Il decreto 9.5.2001 Ministero dei Lavori Pubblici (in attuazione DL 334/99) fissa le competenze di ogni ente ai diversi livelli territoriali e i procedimenti di pianificazione territoriale e urbanistica da implementare nelle zone interessate da industrie a rischio rilevante: alla Regione il citato decreto 5/2001 attribuisce il coordinamento delle norme di pianificazione con quelle di controllo dei pericoli di incidente industriale rilevante;alla Provincia la determinazione di un assetto territoriale -attraverso strumenti di pianificazione di area vasta- attento alle relazioni tra industrie a rischio e vulnerabilità territoriale e ambientale mentre al Comune  il controllo delle industrie a rischio e dello sviluppo edilizio circostante nonché verifica della compatibilità territoriale e ambientale e rielaborazione in variante di strumenti di pianificazione urbanistica. Rilevanti infine le indicazioni della Unione Europea con la Direttiva 1996 IPPC (Integrated Pollution Prevention and Control) e la Direttiva 1997 EIA (Environmental Impact Assessment)”.

E allora si domanda Dino Borri

Cosa si fa a Bari in termini di politica ambientale?

Non si è fatto negli ultimi anni pressoché nulla per ridurre l’inquinamento da trasporto, per esempio, e anche nulla in termini di verifica della compatibilità urbanistica con i fattori generatori di inquinamento e di rischio ambientale.”

“Cosa dire?”

“ Che molte città in Italia e altrove costruiscono i loro scenari ambientali. Per Bari se si facesse una semplice proiezione si avrebbero cifre drammatiche poiché l’aumento delle auto per esempio è esponenziale e anche l’insediamento industriale e la cementificazione continuano. Occorre allora agire con politiche correttive.

In assenza di adeguate contromisure, per esempio relative allo spostamento di una quota significativa di trasporto dalla gomma al ferro o al ciclabile, o al pedonale (attualmente ogni giorno circolano nella città -pare- circa centomila auto e 500 TIR, pari a una quota di circa il 90% dello spostamento complessivo di persone e merci) la condizione di sanità ambientale locale non potrà che peggiorare.

Si consideri che la realizzazione di infrastrutture di trasporto su ferro è piuttosto lunga e costosa e che anche per pedonalizzare o ciclabilizzare una città occorrono misure di contorno (aree di intermodalità, parcheggi ecc.) non agevoli per tempi e costi: occorre dunque avviare già da ora coerenti politiche in questa direzione.

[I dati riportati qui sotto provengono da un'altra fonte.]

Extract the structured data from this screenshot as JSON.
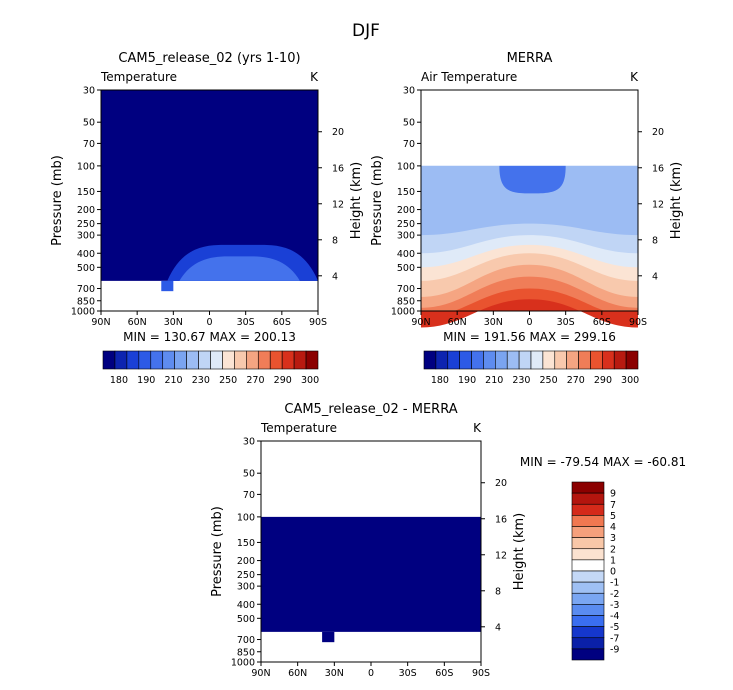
{
  "figure_title": "DJF",
  "colors": {
    "blue_scale": [
      "#000080",
      "#0a20a8",
      "#1537cc",
      "#2352e6",
      "#3a6ef0",
      "#5a8cf0",
      "#7aa6f2",
      "#9fc0f4",
      "#c4d8f6",
      "#e0ebf8",
      "#ffffff",
      "#fbe2d0",
      "#f8c7a8",
      "#f5a07c",
      "#f07851",
      "#e94b2e",
      "#d42a1a",
      "#b3150e",
      "#8b0000"
    ],
    "temp_scale": [
      "#000080",
      "#0d24b0",
      "#1a40d6",
      "#2c5ae6",
      "#4472ec",
      "#5e8cef",
      "#7aa4f1",
      "#9cbcf3",
      "#c0d5f5",
      "#dfeaf8",
      "#fbe4d4",
      "#f8c9ad",
      "#f5a582",
      "#f07d58",
      "#e9532f",
      "#d8301c",
      "#b81a10",
      "#8b0000"
    ]
  },
  "chart_data": [
    {
      "type": "heatmap",
      "id": "panel1",
      "title": "CAM5_release_02 (yrs 1-10)",
      "left_label": "Temperature",
      "unit": "K",
      "ylabel": "Pressure (mb)",
      "ylabel_right": "Height (km)",
      "x_tick_labels": [
        "90N",
        "60N",
        "30N",
        "0",
        "30S",
        "60S",
        "90S"
      ],
      "x_ticks": [
        90,
        60,
        30,
        0,
        -30,
        -60,
        -90
      ],
      "y_ticks": [
        30,
        50,
        70,
        100,
        150,
        200,
        250,
        300,
        400,
        500,
        700,
        850,
        1000
      ],
      "y_range_mb": [
        1000,
        30
      ],
      "height_ticks_km": [
        4,
        8,
        12,
        16,
        20
      ],
      "stats": "MIN = 130.67   MAX = 200.13",
      "colorbar_labels": [
        "180",
        "190",
        "210",
        "230",
        "250",
        "270",
        "290",
        "300"
      ],
      "regions": [
        {
          "kind": "fill",
          "lat": [
            90,
            -90
          ],
          "p": [
            30,
            620
          ],
          "color_index": 0
        },
        {
          "kind": "dome",
          "lat": [
            35,
            -90
          ],
          "p_top": 350,
          "p_bottom": 620,
          "color_index": 2
        },
        {
          "kind": "dome",
          "lat": [
            25,
            -75
          ],
          "p_top": 420,
          "p_bottom": 620,
          "color_index": 4
        },
        {
          "kind": "block",
          "lat": [
            40,
            30
          ],
          "p": [
            620,
            730
          ],
          "color_index": 3
        }
      ]
    },
    {
      "type": "heatmap",
      "id": "panel2",
      "title": "MERRA",
      "left_label": "Air Temperature",
      "unit": "K",
      "ylabel": "Pressure (mb)",
      "ylabel_right": "Height (km)",
      "x_tick_labels": [
        "90N",
        "60N",
        "30N",
        "0",
        "30S",
        "60S",
        "90S"
      ],
      "x_ticks": [
        90,
        60,
        30,
        0,
        -30,
        -60,
        -90
      ],
      "y_ticks": [
        30,
        50,
        70,
        100,
        150,
        200,
        250,
        300,
        400,
        500,
        700,
        850,
        1000
      ],
      "y_range_mb": [
        1000,
        30
      ],
      "height_ticks_km": [
        4,
        8,
        12,
        16,
        20
      ],
      "stats": "MIN = 191.56   MAX = 299.16",
      "colorbar_labels": [
        "180",
        "190",
        "210",
        "230",
        "250",
        "270",
        "290",
        "300"
      ],
      "data_top_mb": 100,
      "layers": [
        {
          "p_top": 100,
          "p_edge": 100,
          "color_index": 6
        },
        {
          "p_top": 100,
          "p_edge": 100,
          "color_index": 7
        },
        {
          "p_top": 250,
          "p_edge": 300,
          "color_index": 8
        },
        {
          "p_top": 300,
          "p_edge": 400,
          "color_index": 9
        },
        {
          "p_top": 350,
          "p_edge": 500,
          "color_index": 10
        },
        {
          "p_top": 400,
          "p_edge": 620,
          "color_index": 11
        },
        {
          "p_top": 480,
          "p_edge": 800,
          "color_index": 12
        },
        {
          "p_top": 580,
          "p_edge": 950,
          "color_index": 13
        },
        {
          "p_top": 700,
          "p_edge": 1100,
          "color_index": 14
        },
        {
          "p_top": 830,
          "p_edge": 1300,
          "color_index": 15
        }
      ],
      "cold_core": {
        "lat": [
          25,
          -30
        ],
        "p_bottom": 150,
        "color_index": 4
      }
    },
    {
      "type": "heatmap",
      "id": "panel3",
      "title": "CAM5_release_02 - MERRA",
      "left_label": "Temperature",
      "unit": "K",
      "ylabel": "Pressure (mb)",
      "ylabel_right": "Height (km)",
      "x_tick_labels": [
        "90N",
        "60N",
        "30N",
        "0",
        "30S",
        "60S",
        "90S"
      ],
      "x_ticks": [
        90,
        60,
        30,
        0,
        -30,
        -60,
        -90
      ],
      "y_ticks": [
        30,
        50,
        70,
        100,
        150,
        200,
        250,
        300,
        400,
        500,
        700,
        850,
        1000
      ],
      "y_range_mb": [
        1000,
        30
      ],
      "height_ticks_km": [
        4,
        8,
        12,
        16,
        20
      ],
      "stats": "MIN = -79.54   MAX = -60.81",
      "colorbar_labels": [
        "9",
        "7",
        "5",
        "4",
        "3",
        "2",
        "1",
        "0",
        "-1",
        "-2",
        "-3",
        "-4",
        "-5",
        "-7",
        "-9"
      ],
      "regions": [
        {
          "kind": "fill",
          "lat": [
            90,
            -90
          ],
          "p": [
            100,
            620
          ],
          "color_index": 0
        },
        {
          "kind": "block",
          "lat": [
            40,
            30
          ],
          "p": [
            620,
            730
          ],
          "color_index": 0
        }
      ]
    }
  ]
}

In conclusione il prof. Borri ha detto che

il rischio ambientale è più elevato di quanto si pensi: abbiamo una situazione pericolosa per il trasporto e per le industrie, i cui rischi appaiono fortemente sottovalutati, oltre che per alcune principali “bombe ecologiche” alle quali tuttavia si sta cercando di porre rimedio come sono da valutare meglio altri rischi (rifiuti, elettromagnetismo, acqua).

Siamo in presenza di scenari ambientali futuri di tipo “proiettivo” assai preoccupanti sulla base delle tendenze attuali per cui necessitano politiche ambientali coerenti e tempestive attraverso l’interdisciplinarità delle conoscenze e la necessaria partecipazione popolare:

realizzare un’infrastrutturazione verde attraverso il controllo popolare.”